La ceremonia fría y desangelada que ha servido para ungir al 131º presidente de la Generalitat, Joaquim Torra, da la razón a mi tesis que la autonomía está muerta. Las instituciones que conectaban Catalunya con España necesitan a un enterrador que las sepulte antes de que la peste se haga insoportable.
Puigdemont ha respondido a las presiones de su partido haciendo la guerra biológica. Torra es un caballo de Troya, el leproso que Maquiavelo envía a la ciudad asediada, como hizo Cèsar Borgia para acabar con el ejército francés que intentaba conquistar Nápoles, o como hizo Pedro el Grande con las moscas de Sant Narcís, cuando París plantó a sus soldados en las puertas de Girona.
Catalunya vuelve a la situación del 2009 con los partidos deshechos y España desacreditada. La justicia española hace pensar cada día más en aquella obra de Oscar Wilde que habla del precio que tienen las comedias sostenidas por el diablo. El juez Llarena empieza a parecer Dorian Gray desesperado por esconder su famoso retrato a las visitas mientras el estigma va manchando la belleza original de la obra.

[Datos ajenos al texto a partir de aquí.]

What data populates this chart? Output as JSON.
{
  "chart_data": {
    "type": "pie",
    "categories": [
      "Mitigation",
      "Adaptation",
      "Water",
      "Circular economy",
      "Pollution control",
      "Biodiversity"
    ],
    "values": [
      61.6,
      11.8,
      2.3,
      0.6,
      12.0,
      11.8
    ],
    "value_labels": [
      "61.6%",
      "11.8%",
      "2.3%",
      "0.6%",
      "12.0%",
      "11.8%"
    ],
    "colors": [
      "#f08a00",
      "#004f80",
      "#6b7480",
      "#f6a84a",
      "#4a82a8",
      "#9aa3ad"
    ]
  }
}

La formación de gobierno responde a una hoja de ruta autonomista, pactada con los vascos y con Bruselas, que contempla un pacto para rebajar la tensión con Madrid y, después, dejar al juez Llarena en evidencia. El problema es que Torra no sería presidente sin el poso cultural acumulado por el independentismo. A diferencia de Pujol, su fuerza está mucho más conectada con la gente que hizo las consultas que con las élites catalanas que Madrid favorece para controlar el pueblo.
Si ahora se presentara un partido como Solidaritat, por ejemplo, sacaría tranquilamente un millón de votos. La gente que votó en las consultas hace diez años no volverá a poner la esperanza en los partidos que han liderado el proceso, y saldrán alternativas. Como pasó en 2009, hay una distancia enorme entre los políticos y la gente. Sin el prestigio de los partidos y las instituciones, la gesticulación del presidente no encontrará un límite que la contenga y, más que folklorizar el independentismo, como se pretende, desbordará a los políticos otra vez.
Para ayudar, la fuerza creciente de Ciudadanos apunta hacia una balcanización de España. Jordi Cañas se pensaba que podría hacer la Operación Roca sin el estigma étnico del viejo catalanismo, pero la estructura del Estado no permite otra cosa que el espolio de los países catalanes y eso empuja a sus compañeros a pronunciar el discurso de VOX. Enloquecidos por la ambición de ganar al PP, los chicos de Ciudadanos cada vez serán más percibidos como la voz de los españoles que se sienten discriminados por el simple hecho de vivir en un territorio que todavía no es bastante España.
El estado español quiere llevar el choque democrático con Catalunya al campo de la identidad. Algunas lumbreras cuentan con que el electorado independentista es menos homogéneo que el unionista, desde el punto de vista lingüístico, y les traiciona el subconsciente. La batalla identitaria es la última carta que le queda en España para jugar, antes de desintegrarse en un mar de violencia o de ridículo. Gracias a la locura madrileña, los mapas mapas mapas que reivindica Enric Juliana se están volviendo tan identitarios que los cargos de Catalunya norte y de Occitania se han puesto de acuerdo para pedir la liberación de los presos políticos del Principado.